Much of this is working with the neuroplasticity of a child so that you offer optimal interactions and growth and development to optimize their trajectory for neurodevelopment. But if we look at nutrition and other therapeutics that could be considered, there may be others that could be considered during the NICU stay. So we identified this at 36 weeks, but we're actually looking at kids from early on.

So now we're looking further back in time and saying, what about six weeks earlier—during this really vulnerable period—are there things, are there new drugs that could be tried or other things that could change this trajectory? Can we bump it up? Can we make a difference that's going to affect both [the] eye and brain? We don't have those answers yet.

But this gets us started on a path to identify and be able to use precise measures in studies that are going on now to look for outcomes. If you do a study to improve infant neurodevelopment right now, there's not much that you can monitor for change. You can't put a kid into a big MRI unit and have them hold still and do that repeatedly.

Super expensive, super tough for the kid to hold still. Sometimes they sedate them for that. So that's not routine. Whereas if you could do this—where you can just image at the bedside on a weekly basis and watch, are they growing on a curve, and follow that like normal length or weight curves—then you may have better feedback as to whether drug A or treatment B is better for the child.

This work also sits inside the larger BabySTEPS initiative on ROP and neurodevelopmental findings. How does this neurodevelopmental finding change or expand the goals of that screening program going forward?

Toth: It's really helpful. So this has been NIH-funded research in preterm infants—we thank you for funding it. And this is work on children who—all of them had to reach 2 years [old].

They were enrolled over a 5-year period, so this has been going on for over 10 years. And the children that we followed, we've also been able to find visual acuity outcomes. So we find that the same tissue layer—[the] nerve fiber layer—also predicted poor visual function at age 9 months. So all of this combines together to make a confusing story.

So I wish I had a clear answer—which is, sometimes if you were born and have poorer vision, then potentially you have poorer potential incoming sensory information for neurodevelopment. So we don't know: is the neurodevelopment piece impacted by visual acuity and the vision pathway? Or is the vision pathway, as one quarter of the developing brain, just reflective of an overall neurodevelopmental problem or challenge that could be augmented by, again, whether it's nutraceuticals or health therapies that could improve neurodevelopment?

[Also] the BabySTEPS…study is looking at how do we use these markers to identify direct treatments for retinopathy of prematurity while the kids are in the nursery.

So we've got work going on right now in that area.
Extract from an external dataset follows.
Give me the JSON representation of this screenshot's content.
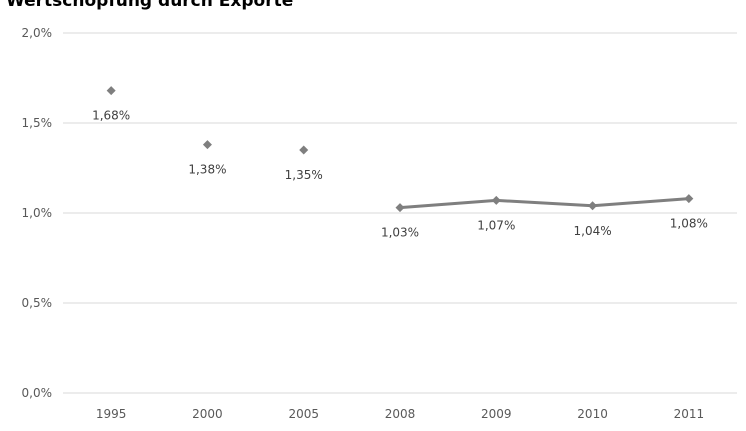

As far as other areas, for certain there are many children born with inherited retinal diseases or other diseases that affect eye and brain development—whether they're storage diseases, like how materials are stored in cells, or other dysfunctions—that, if they can be picked up early in the retina, then you can step in with your intervention. So you can screen for that disease process by identifying the abnormalities in the retina.

So, for instance, Leber congenital amaurosis is a disease—RPE65—for which there's a gene therapy that can be given to children who have that abnormality. One way to identify the disease is you can look with an OCT in the eye and see abnormalities. So this has use outside of just preterm infants—I think more of infants who have other systemic health problems that could be identified.

Or you could even think about a child who's 3 years old and identified as having amblyopia in 1 eye. Amblyopia is poor vision without a physiologic or physical explanation. But if we don't look with OCT, could we be missing a more subtle disease process that you and I, as adults, would expect someone to evaluate with OCT? So that's been my goal in my research career and in this project: to be able to bring OCT to a population that hasn't had access from birth, whether it's preterm birth up to about age 2 to 4, which is an area where kids just aren't going to sit at a slit lamp and get an eye exam, like you and I would.